Thursday 1 May 2014

DSD Master, and Importing into iTunes

Many audiophiles who use iTunes as their principal music library tend to be individuals who accumulate large music collections. I myself have close to 30,000 tracks. However, I have heard from many BitPerfect users who have as many as 75,000 tracks. A friend of mine has close to 7,000 CDs arrayed across many, many storage shelves, so I can see how that would be possible.

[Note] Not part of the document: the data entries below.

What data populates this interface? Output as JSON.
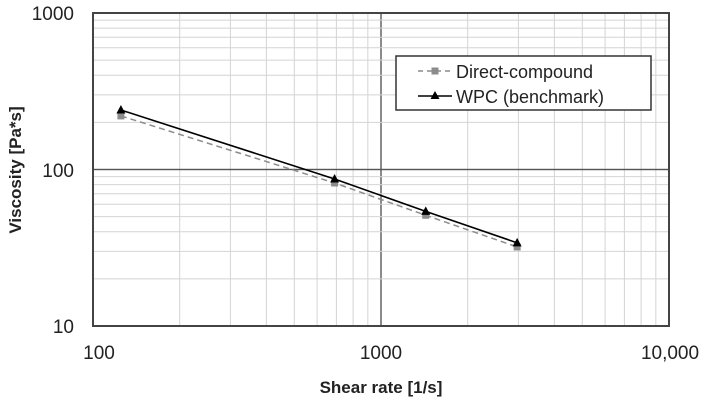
{
  "chart_data": {
    "type": "line",
    "title": "",
    "xlabel": "Shear rate [1/s]",
    "ylabel": "Viscosity [Pa*s]",
    "xscale": "log",
    "yscale": "log",
    "xlim": [
      100,
      10000
    ],
    "ylim": [
      10,
      1000
    ],
    "xticks": [
      100,
      1000,
      10000
    ],
    "xtick_labels": [
      "100",
      "1000",
      "10,000"
    ],
    "yticks": [
      10,
      100,
      1000
    ],
    "ytick_labels": [
      "10",
      "100",
      "1000"
    ],
    "grid": true,
    "legend_position": "upper right",
    "series": [
      {
        "name": "Direct-compound",
        "color": "#8c8c8c",
        "line_style": "dashed",
        "marker": "square",
        "x": [
          125,
          690,
          1430,
          2970
        ],
        "values": [
          220,
          82,
          51,
          32
        ]
      },
      {
        "name": "WPC (benchmark)",
        "color": "#000000",
        "line_style": "solid",
        "marker": "triangle",
        "x": [
          125,
          690,
          1430,
          2970
        ],
        "values": [
          240,
          87,
          54,
          34
        ]
      }
    ]
  }
}
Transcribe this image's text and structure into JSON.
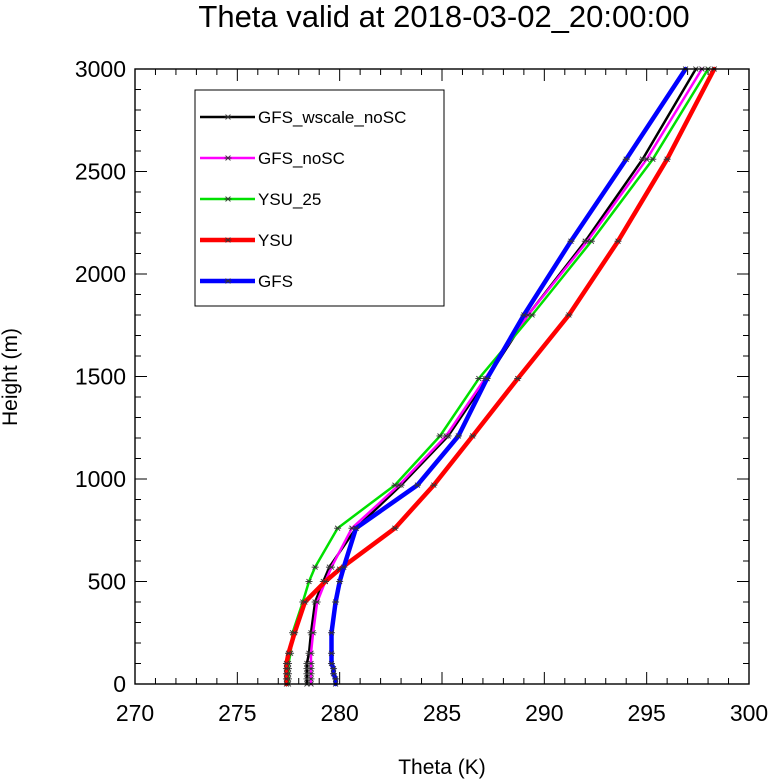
{
  "chart_data": {
    "type": "line",
    "title": "Theta valid at 2018-03-02_20:00:00",
    "xlabel": "Theta (K)",
    "ylabel": "Height (m)",
    "xlim": [
      270,
      300
    ],
    "ylim": [
      0,
      3000
    ],
    "xticks": [
      "270",
      "275",
      "280",
      "285",
      "290",
      "295",
      "300"
    ],
    "yticks": [
      "0",
      "500",
      "1000",
      "1500",
      "2000",
      "2500",
      "3000"
    ],
    "legend_position": "top-left",
    "marker": "asterisk",
    "series": [
      {
        "name": "GFS_wscale_noSC",
        "color": "#000000",
        "line_weight": "thin",
        "x": [
          278.4,
          278.4,
          278.4,
          278.4,
          278.4,
          278.5,
          278.6,
          278.8,
          279.2,
          279.5,
          280.8,
          283,
          285.3,
          287.2,
          289.2,
          292,
          294.8,
          297.4
        ],
        "y": [
          0,
          25,
          50,
          75,
          100,
          150,
          250,
          400,
          500,
          570,
          760,
          970,
          1210,
          1490,
          1800,
          2160,
          2560,
          3000
        ]
      },
      {
        "name": "GFS_noSC",
        "color": "#ff00ff",
        "line_weight": "thin",
        "x": [
          278.6,
          278.6,
          278.6,
          278.6,
          278.6,
          278.6,
          278.7,
          278.9,
          279.3,
          279.6,
          280.6,
          282.9,
          285.2,
          287.1,
          289.2,
          292.1,
          295,
          297.7
        ],
        "y": [
          0,
          25,
          50,
          75,
          100,
          150,
          250,
          400,
          500,
          570,
          760,
          970,
          1210,
          1490,
          1800,
          2160,
          2560,
          3000
        ]
      },
      {
        "name": "YSU_25",
        "color": "#00e000",
        "line_weight": "thin",
        "x": [
          277.5,
          277.5,
          277.5,
          277.5,
          277.5,
          277.6,
          277.7,
          278.2,
          278.5,
          278.8,
          279.9,
          282.7,
          284.9,
          286.8,
          289.4,
          292.3,
          295.3,
          298
        ],
        "y": [
          0,
          25,
          50,
          75,
          100,
          150,
          250,
          400,
          500,
          570,
          760,
          970,
          1210,
          1490,
          1800,
          2160,
          2560,
          3000
        ]
      },
      {
        "name": "YSU",
        "color": "#ff0000",
        "line_weight": "thick",
        "x": [
          277.4,
          277.4,
          277.4,
          277.4,
          277.4,
          277.5,
          277.8,
          278.3,
          279.3,
          280,
          282.7,
          284.6,
          286.5,
          288.7,
          291.2,
          293.6,
          296,
          298.3
        ],
        "y": [
          0,
          25,
          50,
          75,
          100,
          150,
          250,
          400,
          500,
          560,
          760,
          970,
          1210,
          1490,
          1800,
          2160,
          2560,
          3000
        ]
      },
      {
        "name": "GFS",
        "color": "#0000ff",
        "line_weight": "thick",
        "x": [
          279.8,
          279.8,
          279.7,
          279.7,
          279.6,
          279.6,
          279.6,
          279.8,
          280,
          280.2,
          280.8,
          283.8,
          285.8,
          287.2,
          289,
          291.3,
          294,
          296.9
        ],
        "y": [
          0,
          25,
          50,
          75,
          100,
          150,
          250,
          400,
          500,
          570,
          760,
          970,
          1210,
          1490,
          1800,
          2160,
          2560,
          3000
        ]
      }
    ]
  }
}
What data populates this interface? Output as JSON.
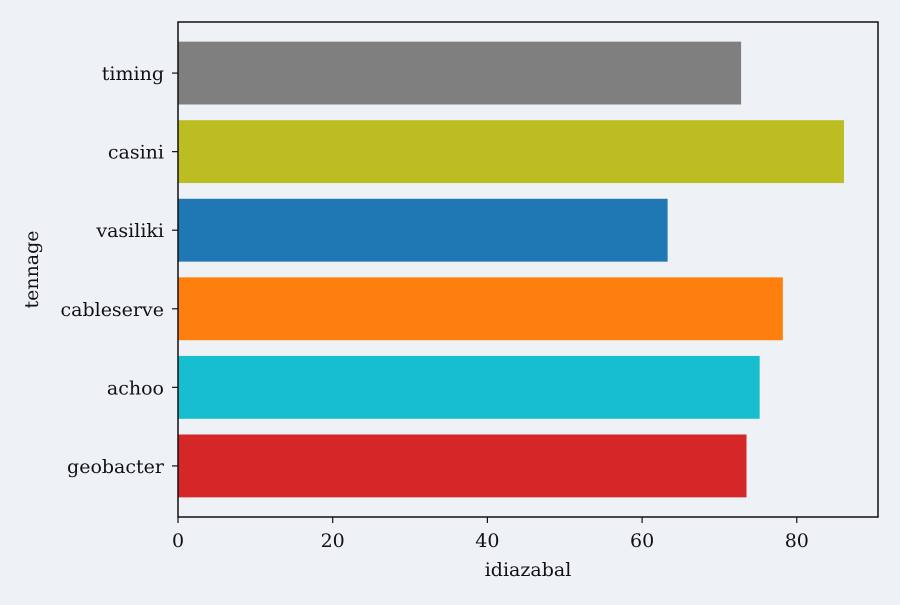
{
  "chart_data": {
    "type": "bar",
    "orientation": "horizontal",
    "title": "",
    "xlabel": "idiazabal",
    "ylabel": "tennage",
    "xlim": [
      0,
      90.5
    ],
    "xticks": [
      0,
      20,
      40,
      60,
      80
    ],
    "grid": false,
    "categories": [
      "geobacter",
      "achoo",
      "cableserve",
      "vasiliki",
      "casini",
      "timing"
    ],
    "values": [
      73.5,
      75.2,
      78.2,
      63.3,
      86.1,
      72.8
    ],
    "colors": [
      "#d62728",
      "#17becf",
      "#ff7f0e",
      "#1f77b4",
      "#bcbd22",
      "#7f7f7f"
    ]
  }
}
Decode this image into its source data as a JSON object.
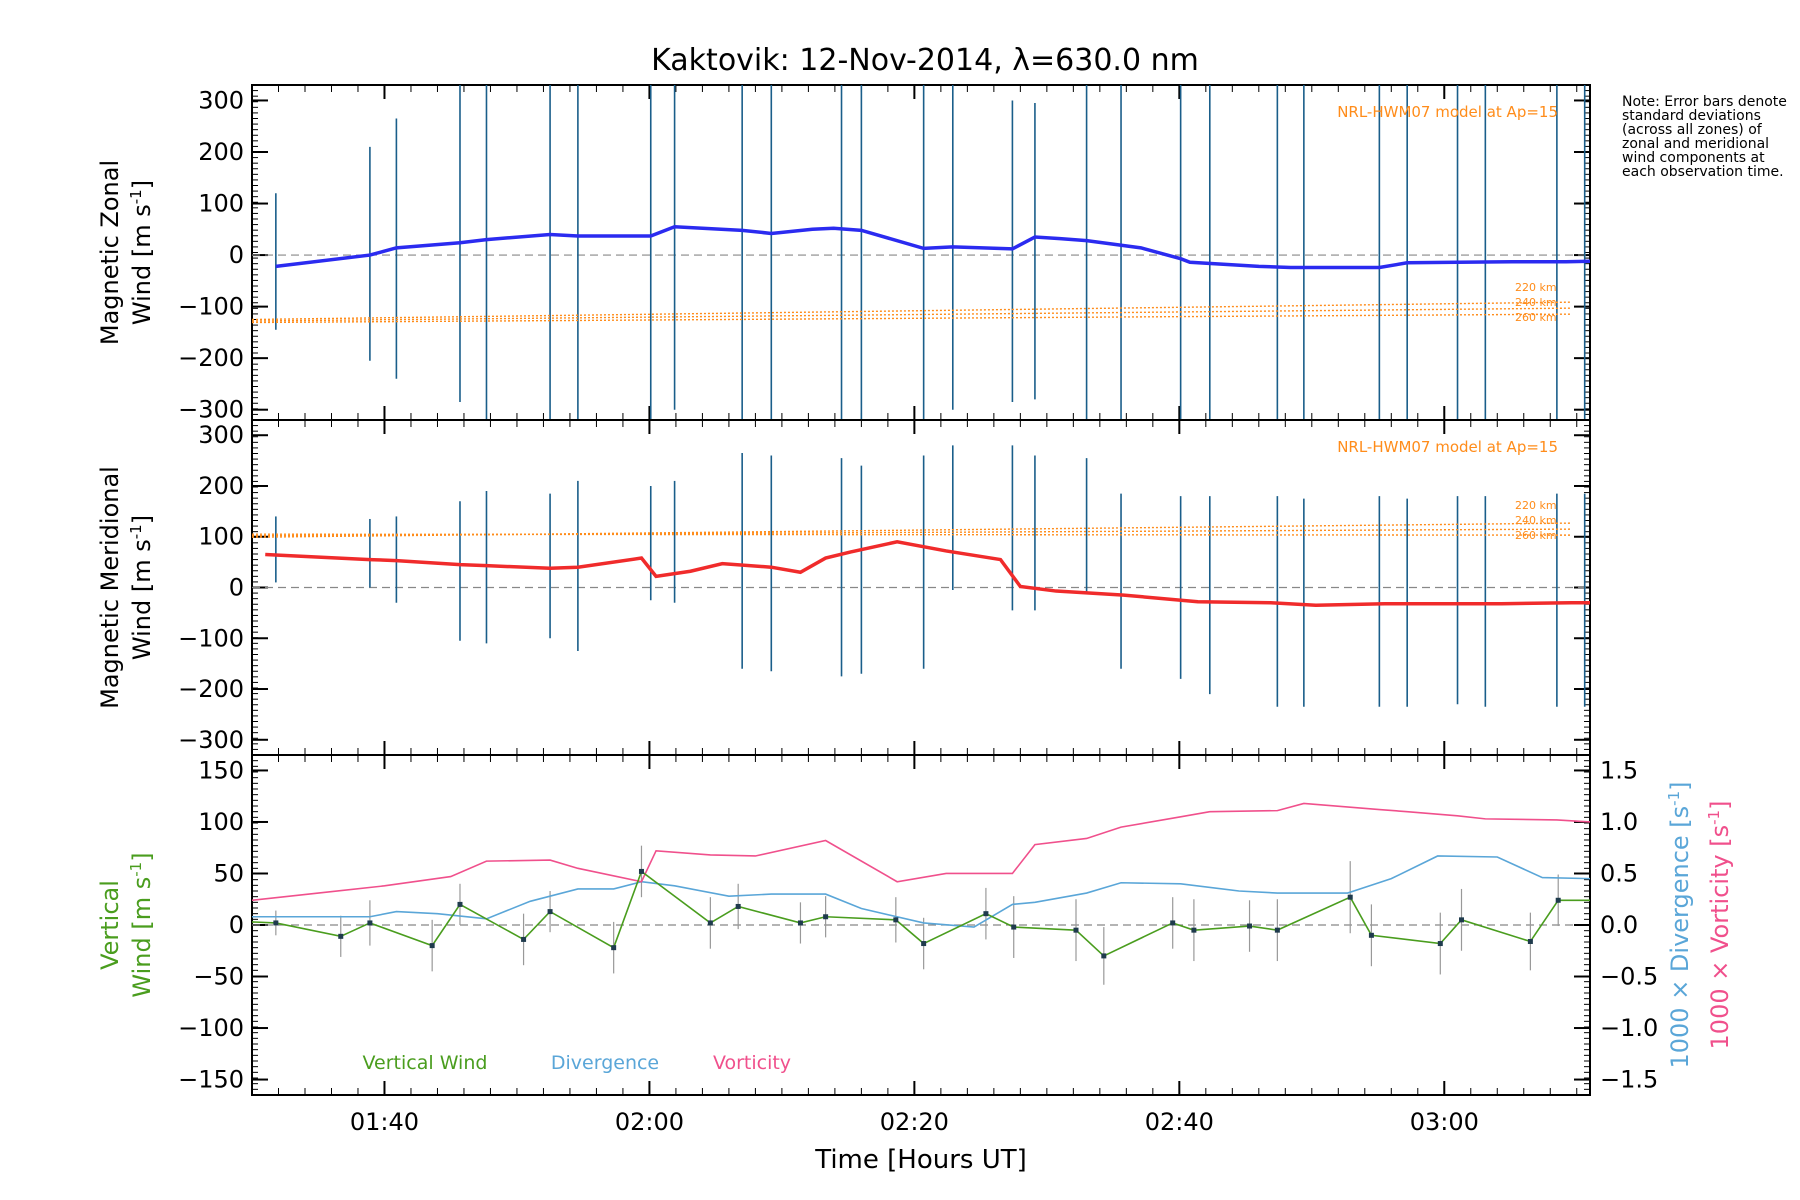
{
  "title": "Kaktovik: 12-Nov-2014, λ=630.0 nm",
  "note": "Note: Error bars denote standard deviations (across all zones) of zonal and meridional wind components at each observation time.",
  "colors": {
    "zonal": "#2b2bf0",
    "meridional": "#f02b2b",
    "model": "#ff8c1a",
    "vertical": "#4a9d1e",
    "divergence": "#5aa6d8",
    "vorticity": "#f0508c",
    "zero_line": "#888888",
    "error_bar": "#1a5e8a"
  },
  "xaxis": {
    "label": "Time [Hours UT]",
    "ticks": [
      "01:40",
      "02:00",
      "02:20",
      "02:40",
      "03:00"
    ],
    "tick_values": [
      100,
      120,
      140,
      160,
      180
    ],
    "xlim": [
      90,
      191
    ]
  },
  "chart_data": [
    {
      "type": "line",
      "panel": "zonal",
      "ylabel_line1": "Magnetic Zonal",
      "ylabel_line2": "Wind [m s",
      "ylabel_sup": "-1",
      "ylabel_close": "]",
      "ylim": [
        -320,
        330
      ],
      "yticks": [
        300,
        200,
        100,
        0,
        -100,
        -200,
        -300
      ],
      "model_label": "NRL-HWM07 model at Ap=15",
      "model_heights": [
        "220 km",
        "240 km",
        "260 km"
      ],
      "model_start": -125,
      "model_end": -103,
      "x": [
        91.8,
        98.9,
        100.9,
        105.7,
        107.7,
        112.5,
        114.6,
        120.1,
        121.9,
        127.0,
        129.2,
        132.3,
        133.9,
        136.0,
        140.7,
        142.9,
        147.4,
        149.1,
        151.0,
        153.0,
        157.1,
        160.1,
        160.8,
        166.0,
        168.4,
        175.1,
        177.2,
        181.0,
        185.1,
        189.2,
        191.0
      ],
      "values": [
        -22,
        0,
        14,
        24,
        30,
        40,
        37,
        37,
        55,
        48,
        42,
        50,
        52,
        48,
        13,
        16,
        12,
        35,
        32,
        28,
        14,
        -7,
        -14,
        -22,
        -24,
        -24,
        -15,
        -14,
        -13,
        -13,
        -12
      ],
      "error_x": [
        91.8,
        98.9,
        100.9,
        105.7,
        107.7,
        112.5,
        114.6,
        120.1,
        121.9,
        127.0,
        129.2,
        134.5,
        136.0,
        140.7,
        142.9,
        147.4,
        149.1,
        153.0,
        155.6,
        160.1,
        162.3,
        167.4,
        169.4,
        175.1,
        177.2,
        181.0,
        183.1,
        188.5,
        190.6
      ],
      "error_lo": [
        -145,
        -205,
        -240,
        -285,
        -330,
        -330,
        -330,
        -320,
        -300,
        -330,
        -330,
        -330,
        -330,
        -330,
        -300,
        -285,
        -280,
        -330,
        -330,
        -330,
        -330,
        -330,
        -330,
        -330,
        -330,
        -330,
        -330,
        -330,
        -330
      ],
      "error_hi": [
        120,
        210,
        265,
        330,
        330,
        330,
        330,
        330,
        330,
        330,
        330,
        330,
        330,
        330,
        330,
        300,
        295,
        330,
        330,
        330,
        330,
        330,
        330,
        330,
        330,
        330,
        330,
        330,
        330
      ]
    },
    {
      "type": "line",
      "panel": "meridional",
      "ylabel_line1": "Magnetic Meridional",
      "ylabel_line2": "Wind [m s",
      "ylabel_sup": "-1",
      "ylabel_close": "]",
      "ylim": [
        -330,
        330
      ],
      "yticks": [
        300,
        200,
        100,
        0,
        -100,
        -200,
        -300
      ],
      "model_label": "NRL-HWM07 model at Ap=15",
      "model_heights": [
        "220 km",
        "240 km",
        "260 km"
      ],
      "model_start": 105,
      "model_end": 115,
      "x": [
        91.0,
        98.9,
        100.9,
        105.7,
        107.7,
        112.5,
        114.6,
        119.4,
        120.5,
        123.1,
        125.5,
        129.2,
        131.4,
        133.3,
        135.2,
        138.7,
        142.4,
        146.5,
        148.0,
        150.7,
        155.8,
        161.4,
        166.9,
        170.3,
        175.5,
        178.2,
        184.3,
        189.6,
        191.0
      ],
      "values": [
        65,
        55,
        53,
        45,
        43,
        38,
        40,
        58,
        22,
        32,
        47,
        40,
        30,
        58,
        70,
        90,
        72,
        55,
        2,
        -7,
        -15,
        -28,
        -30,
        -35,
        -32,
        -32,
        -32,
        -30,
        -30
      ],
      "error_x": [
        91.8,
        98.9,
        100.9,
        105.7,
        107.7,
        112.5,
        114.6,
        120.1,
        121.9,
        127.0,
        129.2,
        134.5,
        136.0,
        140.7,
        142.9,
        147.4,
        149.1,
        153.0,
        155.6,
        160.1,
        162.3,
        167.4,
        169.4,
        175.1,
        177.2,
        181.0,
        183.1,
        188.5,
        190.6
      ],
      "error_lo": [
        10,
        0,
        -30,
        -105,
        -110,
        -100,
        -125,
        -25,
        -30,
        -160,
        -165,
        -175,
        -170,
        -160,
        -5,
        -45,
        -45,
        -10,
        -160,
        -180,
        -210,
        -235,
        -235,
        -235,
        -235,
        -230,
        -235,
        -235,
        -235
      ],
      "error_hi": [
        140,
        135,
        140,
        170,
        190,
        185,
        210,
        200,
        210,
        265,
        260,
        255,
        240,
        260,
        280,
        280,
        260,
        255,
        185,
        180,
        180,
        180,
        175,
        180,
        175,
        180,
        180,
        185,
        185
      ]
    },
    {
      "type": "line",
      "panel": "vertical",
      "ylabel_line1": "Vertical",
      "ylabel_line2": "Wind [m s",
      "ylabel_sup": "-1",
      "ylabel_close": "]",
      "right_ylabel_div": "1000 × Divergence [s",
      "right_ylabel_vor": "1000 × Vorticity [s",
      "right_ylabel_sup": "-1",
      "right_ylabel_close": "]",
      "ylim": [
        -165,
        165
      ],
      "yticks": [
        150,
        100,
        50,
        0,
        -50,
        -100,
        -150
      ],
      "y2lim": [
        -1.65,
        1.65
      ],
      "y2ticks": [
        "1.5",
        "1.0",
        "0.5",
        "0.0",
        "−0.5",
        "−1.0",
        "−1.5"
      ],
      "y2tick_values": [
        1.5,
        1.0,
        0.5,
        0.0,
        -0.5,
        -1.0,
        -1.5
      ],
      "legend": [
        "Vertical Wind",
        "Divergence",
        "Vorticity"
      ],
      "vertical": {
        "x": [
          90.0,
          91.8,
          96.7,
          98.9,
          103.6,
          105.7,
          110.5,
          112.5,
          117.3,
          119.4,
          124.6,
          126.7,
          131.4,
          133.3,
          138.6,
          140.7,
          145.4,
          147.5,
          152.2,
          154.3,
          159.5,
          161.1,
          165.3,
          167.4,
          172.9,
          174.5,
          179.7,
          181.3,
          186.5,
          188.6,
          191.0
        ],
        "values": [
          3,
          2,
          -11,
          2,
          -20,
          20,
          -14,
          13,
          -22,
          52,
          2,
          18,
          2,
          8,
          5,
          -18,
          11,
          -2,
          -5,
          -30,
          2,
          -5,
          -1,
          -5,
          27,
          -10,
          -18,
          5,
          -16,
          24,
          24
        ],
        "err": [
          12,
          12,
          20,
          22,
          25,
          20,
          25,
          20,
          25,
          25,
          25,
          22,
          20,
          20,
          22,
          25,
          25,
          30,
          30,
          28,
          25,
          30,
          25,
          30,
          35,
          30,
          30,
          30,
          28,
          25,
          25
        ]
      },
      "divergence": {
        "x": [
          90.0,
          95.0,
          98.9,
          100.9,
          104.0,
          107.7,
          111.0,
          114.6,
          117.3,
          119.4,
          121.9,
          126.0,
          129.2,
          133.3,
          136.0,
          140.7,
          144.5,
          147.4,
          149.1,
          153.0,
          155.6,
          160.1,
          164.5,
          167.4,
          172.7,
          176.0,
          179.5,
          184.0,
          187.4,
          191.0
        ],
        "values": [
          0.08,
          0.08,
          0.08,
          0.13,
          0.11,
          0.06,
          0.23,
          0.35,
          0.35,
          0.42,
          0.38,
          0.28,
          0.3,
          0.3,
          0.16,
          0.02,
          -0.02,
          0.2,
          0.22,
          0.31,
          0.41,
          0.4,
          0.33,
          0.31,
          0.31,
          0.45,
          0.67,
          0.66,
          0.46,
          0.45
        ]
      },
      "vorticity": {
        "x": [
          90.0,
          95.0,
          100.0,
          105.0,
          107.7,
          112.5,
          114.6,
          119.4,
          120.5,
          124.6,
          128.0,
          133.3,
          138.7,
          142.4,
          147.4,
          149.1,
          153.0,
          155.6,
          160.1,
          162.3,
          167.4,
          169.4,
          175.1,
          177.2,
          181.0,
          183.1,
          188.5,
          191.0
        ],
        "values": [
          0.24,
          0.31,
          0.38,
          0.47,
          0.62,
          0.63,
          0.55,
          0.42,
          0.72,
          0.68,
          0.67,
          0.82,
          0.42,
          0.5,
          0.5,
          0.78,
          0.84,
          0.95,
          1.05,
          1.1,
          1.11,
          1.18,
          1.12,
          1.1,
          1.06,
          1.03,
          1.02,
          1.0
        ]
      }
    }
  ]
}
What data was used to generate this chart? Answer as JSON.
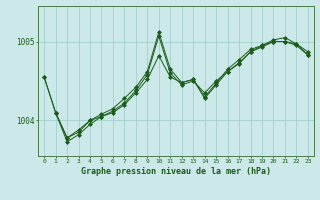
{
  "title": "Graphe pression niveau de la mer (hPa)",
  "background_color": "#cce8e8",
  "plot_bg_color": "#cce8e8",
  "grid_color": "#99cccc",
  "line_color": "#1a5c1a",
  "marker_color": "#1a5c1a",
  "xlim": [
    -0.5,
    23.5
  ],
  "ylim": [
    1003.55,
    1005.45
  ],
  "yticks": [
    1004,
    1005
  ],
  "xticks": [
    0,
    1,
    2,
    3,
    4,
    5,
    6,
    7,
    8,
    9,
    10,
    11,
    12,
    13,
    14,
    15,
    16,
    17,
    18,
    19,
    20,
    21,
    22,
    23
  ],
  "series1_x": [
    0,
    1,
    2,
    3,
    4,
    5,
    6,
    7,
    8,
    9,
    10,
    11,
    12,
    13,
    14,
    15,
    16,
    17,
    18,
    19,
    20,
    21,
    22,
    23
  ],
  "series1_y": [
    1004.55,
    1004.1,
    1003.78,
    1003.85,
    1004.0,
    1004.05,
    1004.12,
    1004.22,
    1004.38,
    1004.58,
    1005.07,
    1004.6,
    1004.45,
    1004.5,
    1004.35,
    1004.5,
    1004.62,
    1004.72,
    1004.87,
    1004.93,
    1005.0,
    1005.0,
    1004.97,
    1004.83
  ],
  "series2_x": [
    0,
    1,
    2,
    3,
    4,
    5,
    6,
    7,
    8,
    9,
    10,
    11,
    12,
    13,
    14,
    15,
    16,
    17,
    18,
    19,
    20,
    21,
    22,
    23
  ],
  "series2_y": [
    1004.55,
    1004.1,
    1003.78,
    1003.88,
    1004.0,
    1004.08,
    1004.15,
    1004.28,
    1004.42,
    1004.62,
    1005.12,
    1004.65,
    1004.48,
    1004.52,
    1004.3,
    1004.47,
    1004.65,
    1004.77,
    1004.9,
    1004.95,
    1005.02,
    1005.05,
    1004.97,
    1004.87
  ],
  "series3_x": [
    1,
    2,
    3,
    4,
    5,
    6,
    7,
    8,
    9,
    10,
    11,
    12,
    13,
    14,
    15,
    16,
    17,
    18,
    19,
    20,
    21,
    22,
    23
  ],
  "series3_y": [
    1004.1,
    1003.73,
    1003.82,
    1003.95,
    1004.05,
    1004.1,
    1004.2,
    1004.35,
    1004.52,
    1004.82,
    1004.55,
    1004.48,
    1004.52,
    1004.28,
    1004.45,
    1004.62,
    1004.73,
    1004.87,
    1004.95,
    1005.0,
    1005.0,
    1004.95,
    1004.83
  ]
}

When you have a collection that big, your best solution is to store the music off-line, on an external HD or, better still, a NAS (which is my preferred solution). When it comes to iTunes, this naturally raises the issues of whether or not to allow iTunes to copy your music into your Media Folder upon import, and whether or not to allow it to Organize your music fielder for you. Both of those features are implemented as check boxes in the Advanced tab of iTunes’ Preferences menu. When you start off using iTunes, and you have a small music collection, having iTunes do all the heavy lifting for you can be a bonus, but eventually you reach the point where you are no longer happy with the way iTunes does things and you want to do it yourself. Most BitPerfect users - myself included - fall into this camp. There is no way I’m letting iTunes organize my music for me

However, if you are happy letting iTunes do all the organizing of your Music Library, then there are some things you need to be aware of when using DSD Master.

DSD Master has a neat feature which allows you to automatically import the files it has created into iTunes. However, if you have iTunes set to “Copy files to iTunes Media Folder when adding to the library”, you will need to look out for a couple of things. First, if you set DSD Master’s output directory to be, for example, a folder on your Desktop, then after the files have all been created and successfully imported into iTunes, you will have duplicates of each - one in the folder on your Desktop and the other somewhere in your iTunes Media folder. You won’t need both copies, so you can safely delete the original one on your Desktop. Of course, if you specify the iTunes Media folder as DSD Master’s output directory this problem goes away completely.

An interesting thing happens if you choose to check iTunes setting “Keep iTunes Media Folder Organized”. This does two things. First, it organizes the music files in the iTunes Media folder into folders by Artist, and sub-folders by Album. This information is gleaned from the metadata in the music files during the import process. Secondly, it is also liable to rename the files according to some internal Apple logic. At this point, I don’t know what that logic is, but if you are creating Hybrid-DSD files, these will be renamed from “filename.DSDh.m4a” to “filename.m4a”. There will be no loss in functionality, but if you were hoping to rely on the “.DSDh.” to identify the Hybrid-DSD files in future, then this useful feature will be lost.

Thanks to BitPerfect User Eric Tan for drawing my attention to this.